Selon plusieurs analystes, la réforme gouvernementale semble surtout destinée à réajuster le cercle rapproché du président intérimaire plutôt qu’à l’élargir. En supprimant la présence de son frère à un poste clé, Ahmed al-Charaa répond à l’une des critiques les plus visibles, sans pour autant rompre avec son réseau de confiance.
Des observateurs soulignent également que certaines nouvelles nominations restent marquées par des liens de proximité. Le nouveau ministre de l’Agriculture serait ainsi le cousin du ministre de la Défense, ce qui alimente les interrogations sur la portée réelle du changement. Dans le même temps, le départ d’Amjad Badr, l’un des rares ministres issus de la communauté druze, réduit encore la représentation des minorités au sein du gouvernement.
Justice de transition et dossiers hérités de l’ère Assad
Ce remaniement intervient alors que le gouvernement de transition a, le mois dernier, commencé les procès de responsables de l’ère Assad, après avoir été critiqué pour les retards accumulés dans la mise en place d’un processus de justice transitionnelle. La guerre syrienne, qui a duré quatorze ans, a fait environ un demi-million de morts et laissé derrière elle un lourd héritage de violations et d’abus.

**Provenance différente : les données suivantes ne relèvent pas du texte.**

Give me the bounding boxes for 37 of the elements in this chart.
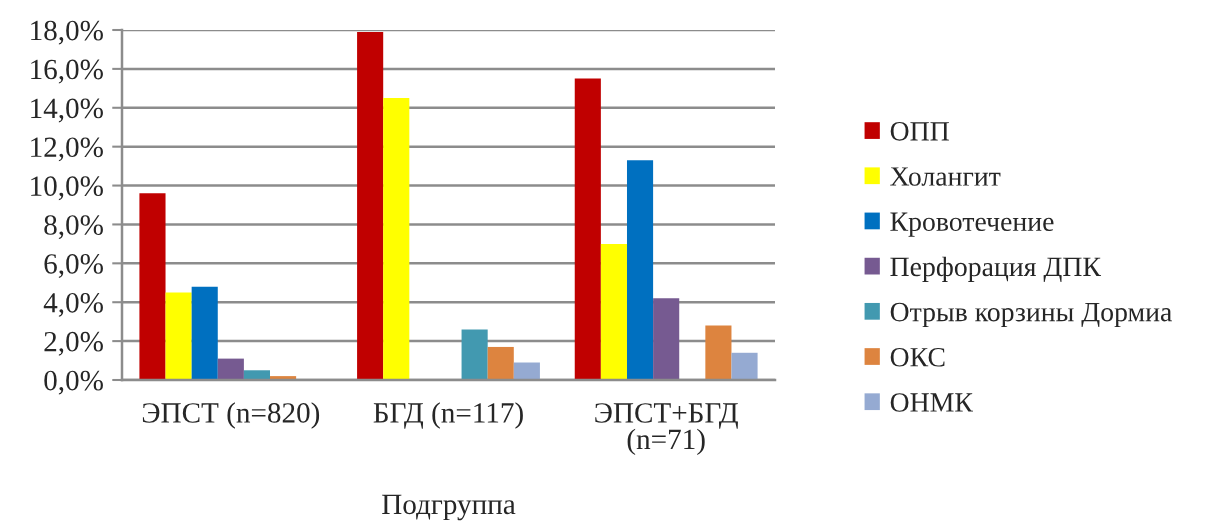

Le 26 avril, les audiences ont débuté à Damas contre Atef Najib, ancien chef de la sécurité politique dans la province de Deraa, dans le sud du pays. Il est accusé d’avoir supervisé la répression violente des manifestations de 2011, déclenchée au début du soulèvement populaire. Selon SANA, il est poursuivi pour des « crimes contre le peuple syrien ».
Najib, cousin de Bachar al-Assad, était le seul prévenu présent lors de l’audience préparatoire. Le procès doit se poursuivre dans le courant du mois. Parallèlement, Bachar al-Assad et son frère Maher, ancien commandant de la 4e division blindée, sont poursuivis par contumace, tout comme d’autres ex-responsables sécuritaires de haut rang, pour des accusations de meurtres, de torture, d’extorsion et de trafic de drogue.